Apple does not have a major position in smartphones or search engines.

Their only monopoly is to sell their own devices, which is totally okay. You can compete by making a YouPhone that's better than the iPhone.

>Microsoft, Nintendo, and Sony abuse their market positions

Again, neither has a major market position over the other and it does not prevent any of the other from competing. As you mention, each is capable of putting out exclusives just fine.

>when I buy them, I am not buying a device, I am buying a member of an ecosystem

You seem under the false impression that this is about you. This is purely about competition. As long as any of those vendors do not prevent the others from fairly competing on the market, the EU won't lift a finger.

>They have committed far more sins against their own customers than Google has for not dominating the Android ecosystem

Google is dominating the mobile browser and internet search markets, which, if you check the EU ruling, is the markets this is about.

The android market itself is irrelevant.

>They allowed people in the Windows ecosystem to connect to the Internet (a much larger ecosystem) with no additional software for free.

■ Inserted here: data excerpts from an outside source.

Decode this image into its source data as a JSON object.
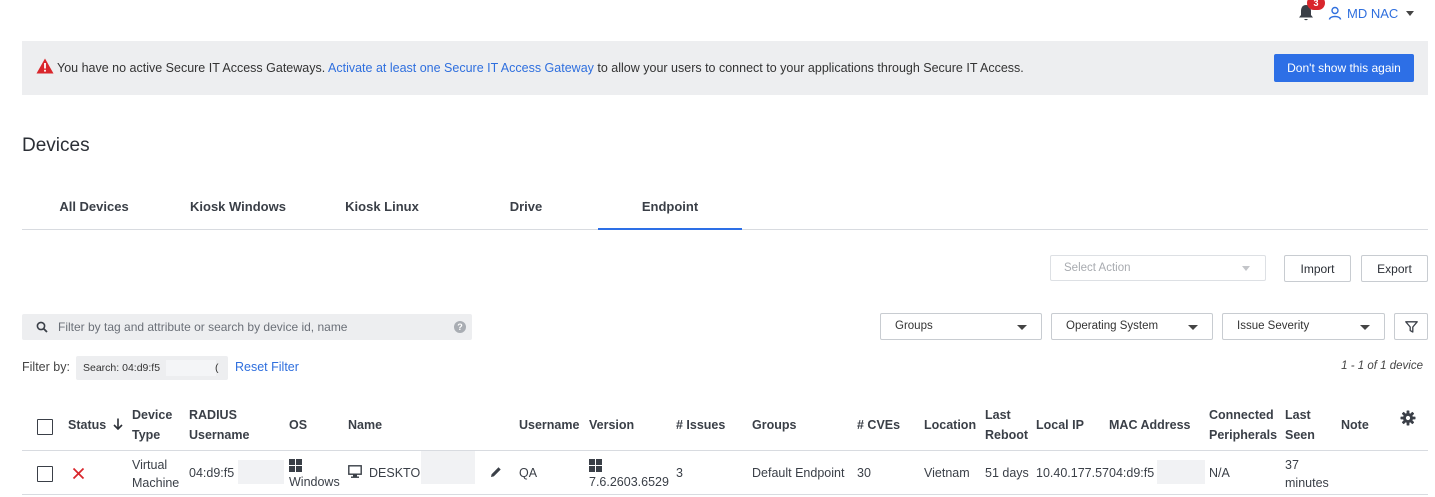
{
  "header": {
    "notifications_count": "3",
    "user_name": "MD NAC"
  },
  "banner": {
    "text_before": "You have no active Secure IT Access Gateways.",
    "link_text": "Activate at least one Secure IT Access Gateway",
    "text_after": "to allow your users to connect to your applications through Secure IT Access.",
    "dismiss_label": "Don't show this again"
  },
  "page": {
    "title": "Devices"
  },
  "tabs": [
    {
      "label": "All Devices"
    },
    {
      "label": "Kiosk Windows"
    },
    {
      "label": "Kiosk Linux"
    },
    {
      "label": "Drive"
    },
    {
      "label": "Endpoint",
      "active": true
    }
  ],
  "actions": {
    "select_action_placeholder": "Select Action",
    "import_label": "Import",
    "export_label": "Export"
  },
  "search": {
    "placeholder": "Filter by tag and attribute or search by device id, name",
    "help": "?"
  },
  "filters": {
    "groups_label": "Groups",
    "os_label": "Operating System",
    "severity_label": "Issue Severity"
  },
  "filter_by": {
    "label": "Filter by:",
    "chip_text": "Search: 04:d9:f5",
    "chip_tail": "(",
    "reset_label": "Reset Filter",
    "result_count": "1 - 1 of 1 device"
  },
  "table": {
    "columns": {
      "status": "Status",
      "device_type_1": "Device",
      "device_type_2": "Type",
      "radius_1": "RADIUS",
      "radius_2": "Username",
      "os": "OS",
      "name": "Name",
      "username": "Username",
      "version": "Version",
      "issues": "# Issues",
      "groups": "Groups",
      "cves": "# CVEs",
      "location": "Location",
      "last_reboot_1": "Last",
      "last_reboot_2": "Reboot",
      "local_ip": "Local IP",
      "mac": "MAC Address",
      "peripherals_1": "Connected",
      "peripherals_2": "Peripherals",
      "last_seen_1": "Last",
      "last_seen_2": "Seen",
      "note": "Note"
    },
    "rows": [
      {
        "device_type_1": "Virtual",
        "device_type_2": "Machine",
        "radius": "04:d9:f5",
        "os": "Windows",
        "name": "DESKTOP",
        "username": "QA",
        "version": "7.6.2603.6529",
        "issues": "3",
        "groups": "Default Endpoint",
        "cves": "30",
        "location": "Vietnam",
        "last_reboot": "51 days",
        "local_ip": "10.40.177.57",
        "mac": "04:d9:f5",
        "peripherals": "N/A",
        "last_seen_1": "37",
        "last_seen_2": "minutes"
      }
    ]
  },
  "colors": {
    "accent": "#2d6fe6",
    "link": "#2f6fde",
    "error": "#d9262c",
    "banner_bg": "#edeef0"
  }
}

And google allows vendors to ship phones that can connect to the internet with no additional software for free.

>MSIE-era Microsoft and Google were fined for allowing choice, and by allowing choice their platforms (and thus ecosystems) became popular.

Completely false, they were fined for disadvantaging competitors who would not be able to compete on a fair market.

>DoJ vs Microsoft and EU vs Google both have illustrated that the governments prefer Equality of Outcome over Equality of Opportunity.

Atleast in the EU case, false again. The EU favors a market in which everyone has a level playing field, primarly enforced by having additional rules for any major players in a market. This doesn't tell business to not innovate or first mover advantage, both are allowed.

It's not disallowed to have a major market position but it's disallowed to abuse it to either disadvantage other competitors in the same or other markets.

Otherwise MS would have been fined for producing windows and selling it in the EU, which has not been the case to my knowledge.